Fannie Mae (FNMA), Freddie Mac (FMCC): New Document Release


A new screenshot floating around Twitter today hints at a new release from Judge Sweeney’s court.  (Edit: Confirmed on Pacer The full exhibit is available here The release is 727 pages and this is just 173 pages of exhibits.). The new documents shine some interesting light into the original government plans for Federal National Mortgage Assctn Fnni Me (OTCMKTS:FNMA), and Federal Home Loan Mortgage Corp (OTCMKTS:FMCC). The document shows a transition timeline which had no net worth sweep but a plan to take the companies private. Clearly the government changed their  plan when it went with the Net Worth Sweep in 2012.

Plan was supposed to take Fannie and Freddie Private and Out of Conservatorship

The plan would have converted Treasury Preferred to non-cumulative preferred stock, and passed some sort of drafted legislation in 2013. The companies would have been allowed to start building capital in 2014-2015. 2016 would have been a bigger year with the companies leaving conservatorship and the preferred stock being converted to common stock with a full recovery of net cash investment for the Treasury. The companies would have also conducted an equity rights offering to accelerate the Treasury’s repayment.
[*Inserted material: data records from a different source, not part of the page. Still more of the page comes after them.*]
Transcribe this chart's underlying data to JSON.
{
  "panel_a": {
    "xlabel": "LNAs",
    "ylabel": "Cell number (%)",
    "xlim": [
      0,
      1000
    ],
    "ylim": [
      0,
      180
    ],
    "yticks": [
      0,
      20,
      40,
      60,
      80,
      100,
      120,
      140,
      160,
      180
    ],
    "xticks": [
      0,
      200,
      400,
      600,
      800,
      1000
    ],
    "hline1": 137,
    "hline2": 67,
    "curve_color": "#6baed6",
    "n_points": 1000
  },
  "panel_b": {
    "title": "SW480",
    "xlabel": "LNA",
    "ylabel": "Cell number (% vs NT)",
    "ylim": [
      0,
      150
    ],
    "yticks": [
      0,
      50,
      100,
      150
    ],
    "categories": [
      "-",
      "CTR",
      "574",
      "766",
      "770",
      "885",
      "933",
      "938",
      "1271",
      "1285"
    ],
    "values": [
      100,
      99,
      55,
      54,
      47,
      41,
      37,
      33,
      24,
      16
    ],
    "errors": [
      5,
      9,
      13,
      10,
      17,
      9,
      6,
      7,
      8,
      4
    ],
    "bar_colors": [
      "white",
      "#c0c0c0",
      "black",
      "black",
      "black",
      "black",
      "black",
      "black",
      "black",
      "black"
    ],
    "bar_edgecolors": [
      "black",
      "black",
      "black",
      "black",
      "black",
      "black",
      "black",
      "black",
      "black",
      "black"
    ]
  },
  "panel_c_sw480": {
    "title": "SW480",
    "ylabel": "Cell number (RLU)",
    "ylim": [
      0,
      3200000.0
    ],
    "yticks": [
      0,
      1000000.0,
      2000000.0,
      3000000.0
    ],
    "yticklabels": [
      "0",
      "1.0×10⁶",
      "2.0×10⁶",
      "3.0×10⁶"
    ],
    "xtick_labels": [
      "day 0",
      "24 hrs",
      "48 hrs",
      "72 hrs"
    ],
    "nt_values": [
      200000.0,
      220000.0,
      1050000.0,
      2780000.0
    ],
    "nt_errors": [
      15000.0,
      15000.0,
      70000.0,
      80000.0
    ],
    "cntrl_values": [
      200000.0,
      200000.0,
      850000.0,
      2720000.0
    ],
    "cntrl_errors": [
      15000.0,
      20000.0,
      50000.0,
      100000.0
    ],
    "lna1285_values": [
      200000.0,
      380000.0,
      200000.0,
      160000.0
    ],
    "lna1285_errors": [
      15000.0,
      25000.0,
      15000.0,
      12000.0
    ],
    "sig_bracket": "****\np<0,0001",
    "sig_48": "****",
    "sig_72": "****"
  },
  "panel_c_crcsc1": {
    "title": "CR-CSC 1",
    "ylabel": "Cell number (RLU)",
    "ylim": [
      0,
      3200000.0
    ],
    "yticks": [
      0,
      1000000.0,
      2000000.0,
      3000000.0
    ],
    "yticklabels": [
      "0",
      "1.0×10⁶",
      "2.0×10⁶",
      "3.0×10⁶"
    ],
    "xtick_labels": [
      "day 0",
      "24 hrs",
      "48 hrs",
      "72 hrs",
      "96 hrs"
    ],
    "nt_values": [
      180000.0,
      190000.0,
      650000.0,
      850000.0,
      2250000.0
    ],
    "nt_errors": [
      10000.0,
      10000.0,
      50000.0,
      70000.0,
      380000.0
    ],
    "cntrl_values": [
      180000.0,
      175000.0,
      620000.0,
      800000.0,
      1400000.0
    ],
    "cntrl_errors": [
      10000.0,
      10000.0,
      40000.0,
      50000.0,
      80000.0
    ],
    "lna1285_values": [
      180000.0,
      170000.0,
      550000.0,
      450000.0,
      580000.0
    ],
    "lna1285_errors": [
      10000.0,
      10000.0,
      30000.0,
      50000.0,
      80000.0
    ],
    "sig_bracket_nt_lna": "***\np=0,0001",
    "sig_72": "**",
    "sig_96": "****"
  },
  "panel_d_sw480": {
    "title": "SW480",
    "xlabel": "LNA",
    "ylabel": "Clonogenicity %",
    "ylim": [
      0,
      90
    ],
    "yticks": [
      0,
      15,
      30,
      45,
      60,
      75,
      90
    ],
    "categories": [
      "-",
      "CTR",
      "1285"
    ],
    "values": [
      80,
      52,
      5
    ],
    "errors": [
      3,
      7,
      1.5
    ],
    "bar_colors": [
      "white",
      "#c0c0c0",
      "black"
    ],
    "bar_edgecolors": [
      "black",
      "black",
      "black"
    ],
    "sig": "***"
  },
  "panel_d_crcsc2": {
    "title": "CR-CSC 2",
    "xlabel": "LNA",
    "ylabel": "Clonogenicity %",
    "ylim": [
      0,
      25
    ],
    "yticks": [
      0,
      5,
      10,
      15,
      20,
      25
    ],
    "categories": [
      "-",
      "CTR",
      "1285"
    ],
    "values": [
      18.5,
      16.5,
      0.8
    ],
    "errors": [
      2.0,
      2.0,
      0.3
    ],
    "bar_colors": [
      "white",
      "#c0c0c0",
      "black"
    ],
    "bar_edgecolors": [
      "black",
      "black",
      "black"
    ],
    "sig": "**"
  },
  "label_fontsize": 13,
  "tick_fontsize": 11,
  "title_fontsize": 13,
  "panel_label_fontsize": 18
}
From 2017 to 2020 the Treasury would have divested the remaining amount of their common stock.

Plan would mean dilution for Common Shares

One element to note in this plan is that it would have diluted common holders as the government would have converted its preferred into common shares by 2016 at a valuation that would ensure full recovery of net cash investment for the Treasury. There is no indication as to what the government planned to do with their warrants.

New Question: Why did Government go a new route?

The government clearly had a plan to free both companies from conservatorship and return them back to private ownership. These documents raise the question as to why they decided to audible to enact the Net Worth Sweep and go a different route when they had a very viable plan to free the companies. The new question is why? What we know for sure is it was not motivated by avoidance of a death spiral as was originally fed to us.

Editor’s Note: This document is a part of this exhibit.

Disclaimer: Author has positions in Fannie Mae Preferred, and Freddie Mac Junior Preferred.